Le bilan stratégique de l’opération de Tsahal à Gaza en 2023 s’éclaire de mille feux sombres, comme un brasier attisé par les vents du Levant, projetant les ombres longues de la souffrance et du sacrifice. Que reste-t-il de cette campagne, si ce n’est la trace d’une stratégie obstinée, cherchant à se frayer un chemin entre le désespoir et la nécessité de contenir un ennemi invisible ? Ainsi que le disait Sun Tzu : « Le suprême art de la guerre est de soumettre l’ennemi sans combat. » Ici, hélas, la guerre n’a connu que le fracas du fer et des explosions sourdes, là où le silence et la négociation diplomatique eurent pu être un baume.

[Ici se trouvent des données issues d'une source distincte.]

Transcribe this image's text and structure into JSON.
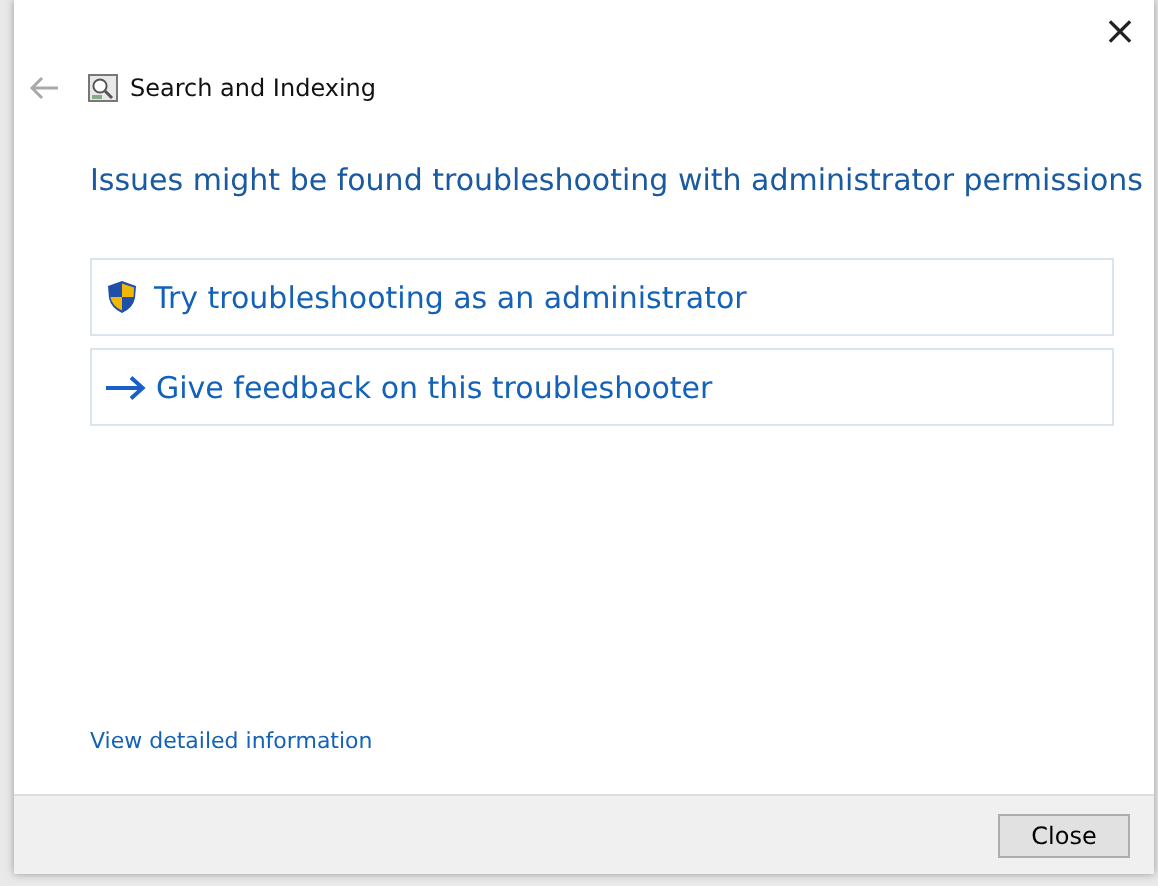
{
  "window": {
    "title": "Search and Indexing",
    "close_glyph": "×"
  },
  "heading": "Issues might be found troubleshooting with administrator permissions",
  "options": [
    {
      "kind": "admin",
      "label": "Try troubleshooting as an administrator"
    },
    {
      "kind": "feedback",
      "label": "Give feedback on this troubleshooter"
    }
  ],
  "details_link": "View detailed information",
  "buttons": [
    "Close"
  ]
}
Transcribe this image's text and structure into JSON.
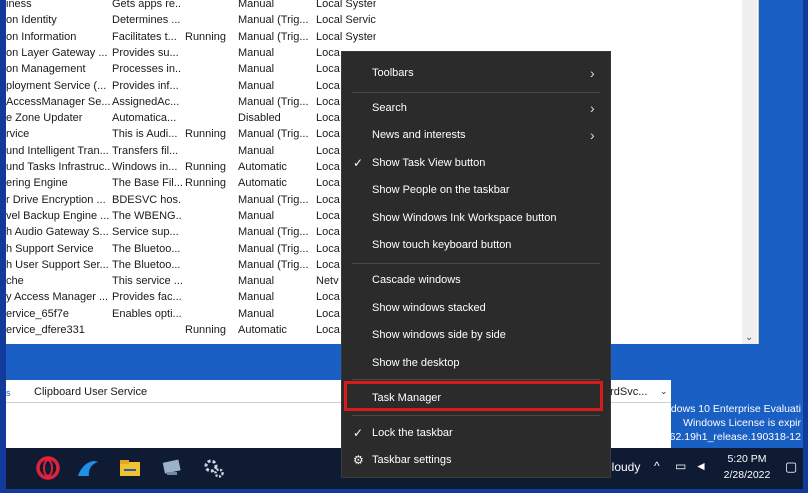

Militairement, Tsahal s’est employée à frapper au cœur de la structure défensive du Hamas. Les tunnels souterrains, comme les artères d’un être redoutable, ont été détruits sans répit, et nombre de ses chefs abattus, « car on ne marche pas pour marcher, mais pour parvenir » disait encore Napoléon. En scellant ces galeries cachées sous le sol, l’armée d’Israël espérait couper les vivres, paralyser l’échine de l’ennemi, bloquer ces veines par lesquelles le Hamas se fortifiait en secret et sauver les otages. Mais comme le notait encore Clausewitz, « dans la guerre, le résultat jamais n’est simple ». Le sable du désert, en absorbant le bruit des combats, semble murmurer que cette victoire physique pourrait n’être que le prélude à de nouvelles ombres naissantes. Sur le plan militaire une victoire pourrait se dessiner à moyen terme, rien ne dit qu’elle sera son visage à long terme ni ce qu’il en sera des otages in fine.

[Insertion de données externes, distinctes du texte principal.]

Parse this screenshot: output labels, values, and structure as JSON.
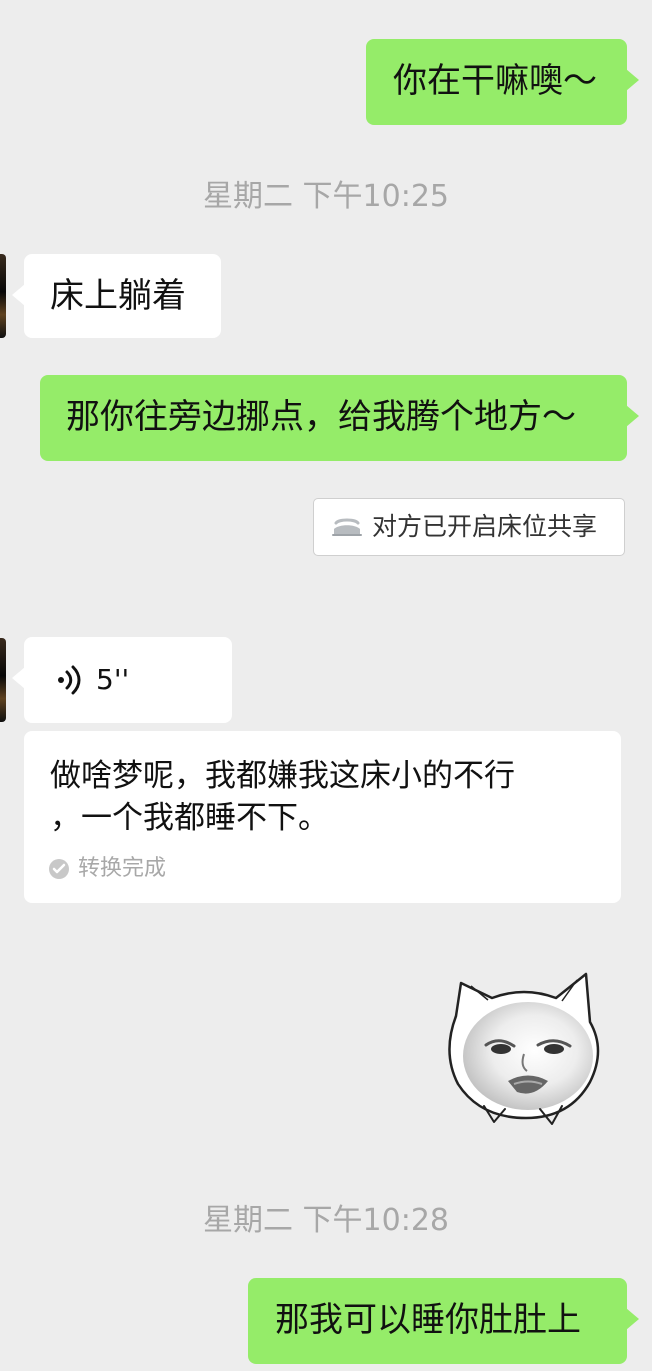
{
  "chat": {
    "messages": [
      {
        "sender": "me",
        "text": "你在干嘛噢～"
      },
      {
        "type": "time",
        "text": "星期二 下午10:25"
      },
      {
        "sender": "other",
        "text": "床上躺着"
      },
      {
        "sender": "me",
        "text": "那你往旁边挪点，给我腾个地方～"
      },
      {
        "type": "system",
        "icon": "bed-icon",
        "text": "对方已开启床位共享"
      },
      {
        "sender": "other",
        "type": "voice",
        "icon": "voice-icon",
        "duration": "5''"
      },
      {
        "sender": "other",
        "type": "transcription",
        "lines": [
          "做啥梦呢，我都嫌我这床小的不行",
          "，一个我都睡不下。"
        ],
        "status_icon": "check-circle-icon",
        "status": "转换完成"
      },
      {
        "sender": "me",
        "type": "sticker",
        "name": "cat-face-sticker"
      },
      {
        "type": "time",
        "text": "星期二 下午10:28"
      },
      {
        "sender": "me",
        "text": "那我可以睡你肚肚上"
      }
    ]
  },
  "colors": {
    "background": "#ededed",
    "my_bubble": "#95ec69",
    "other_bubble": "#ffffff",
    "timestamp": "#a7a7a7"
  }
}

Sur le plan humain, cependant, ce que les victoires militaires ont soulevé en Israël n’est rien comparé à la tempête morale déchainée dans le monde. Des vies écrasées, des murs effondrés, des âmes errantes dans le dénuement : Gaza ne respire plus que dans la douleur de ses habitants. Les échos des batailles, loin de renforcer l’image d’Israël, ont suscité l’indignation partout, car même s’il ne peut être discuté qu’Israël a le droit incontestable de se défendre, ainsi que l’a dit Churchill : « Celui qui se bat doit veiller à ne pas devenir le monstre qu’il combat. » Et dans les cendres encore chaudes, ce n’est point seulement Israël et Gaza qui semblent ébranlés, mais une région entière dont les rivages grondent encore du murmure de la guerre.

Si l’on pouvait conclure enfin, de cette opération ne surgit pas à ce stade la victoire éclatante qui aurait pu apaiser les peuples, mais un océan d’incertitudes. Car « celui qui gagne une guerre par la force des armes n’aura qu’une paix éphémère », avertissait déjà Aristote. Reste à espérer que des voix de raison s’élèveront, car le sable du désert, lui, ne garde mémoire que des vestiges des empires disparus.

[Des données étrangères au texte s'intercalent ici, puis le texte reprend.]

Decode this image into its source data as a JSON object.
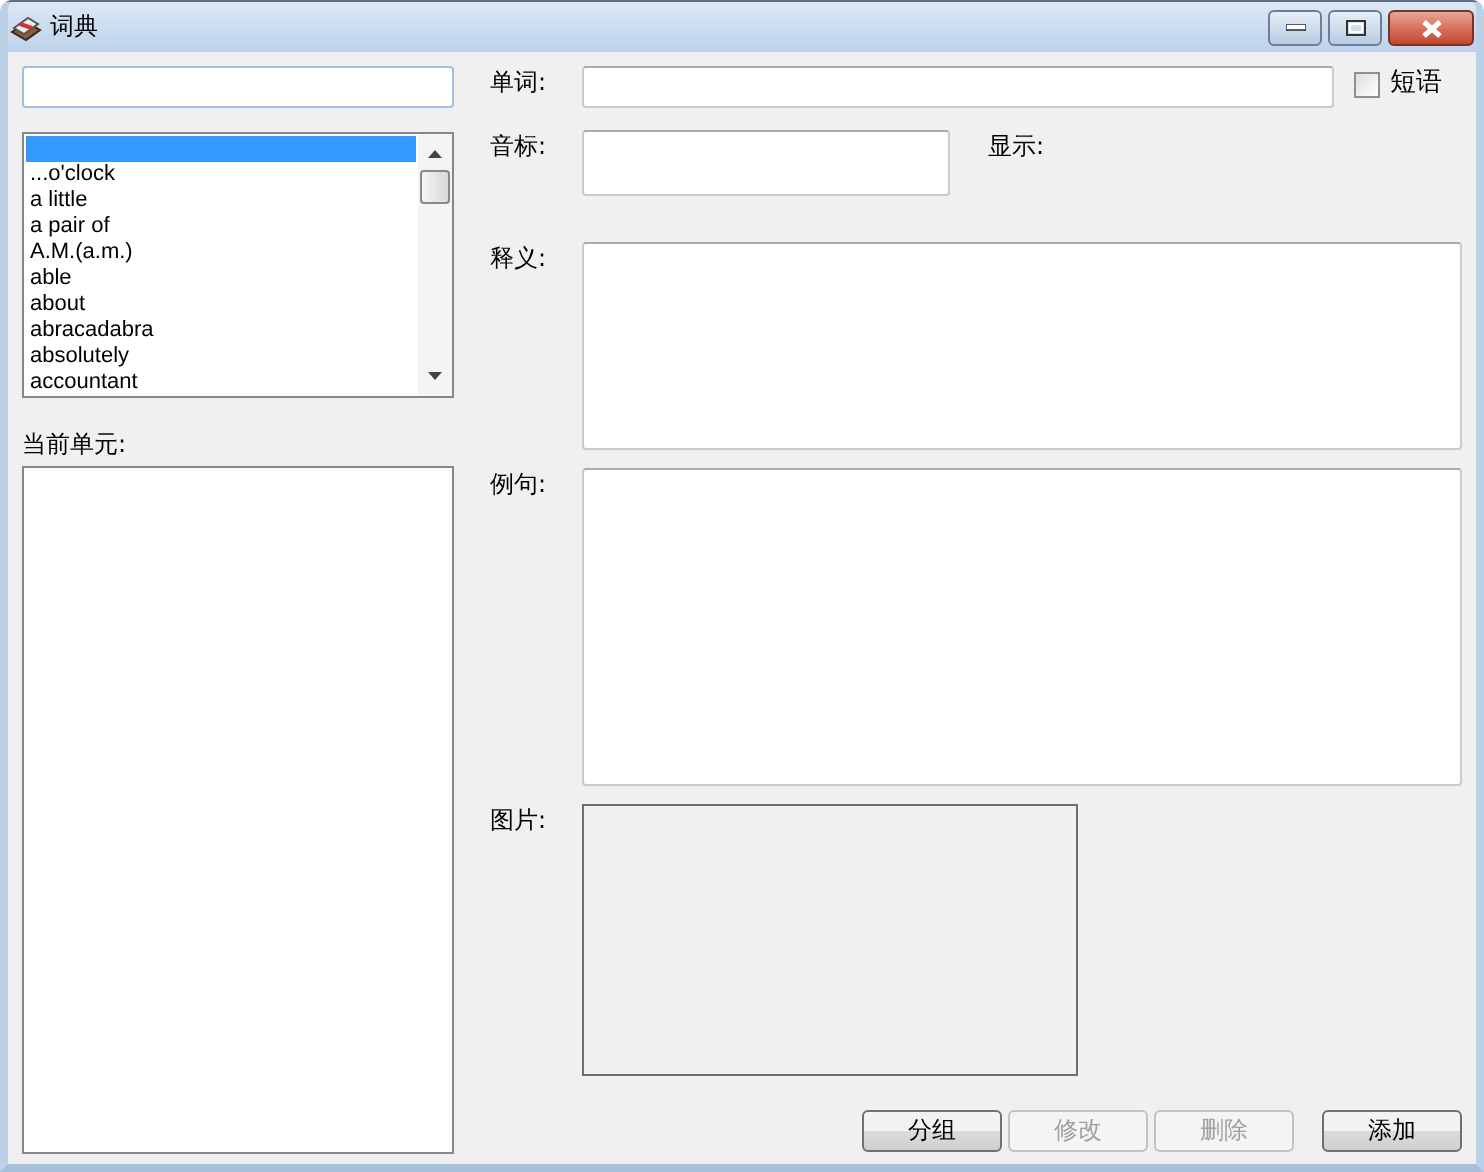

Sur le plan diplomatique à présent, sous l’actuel leadeurship de Benyamin Netanyahu et de son gouvernement d’extrême droite, l’image d’Israël dans le monde s’est considérablement détériorée. Son soft Power est-il à refaire ?

Le visage d’Israël, naguère empreint de bravoure et d’ingéniosité, se trouve aujourd’hui assombri par les ombres d’une politique abrasive, telle une nuit sans étoiles. Sous l’autorité de Netanyahu, l’État hébreu a tourné le dos à ses idéaux d’universalité, brandissant le glaive vengeur plutôt que d’étendre la main en signe de paix. Ce « soft Power », ce pouvoir de persuasion douce, que Joseph Nye définissait comme « la capacité d’un pays à influencer les autres par l’attraction et non par la contrainte », s’efface lentement, tel un reflet sur une surface troublée. Autrefois fondé sur la culture, la science et le dialogue, il se perd dans les échos d’un gouvernement dont les actes semblent conçus pour diviser plutôt que pour unir. Ce pouvoir subtil, qui repose non sur la force, mais sur des valeurs partagées, est cette force tranquille qui inspire l’adhésion, comme l’a proclamé Victor Hugo : « Le meilleur des gouvernements est celui qui se fait aimer. »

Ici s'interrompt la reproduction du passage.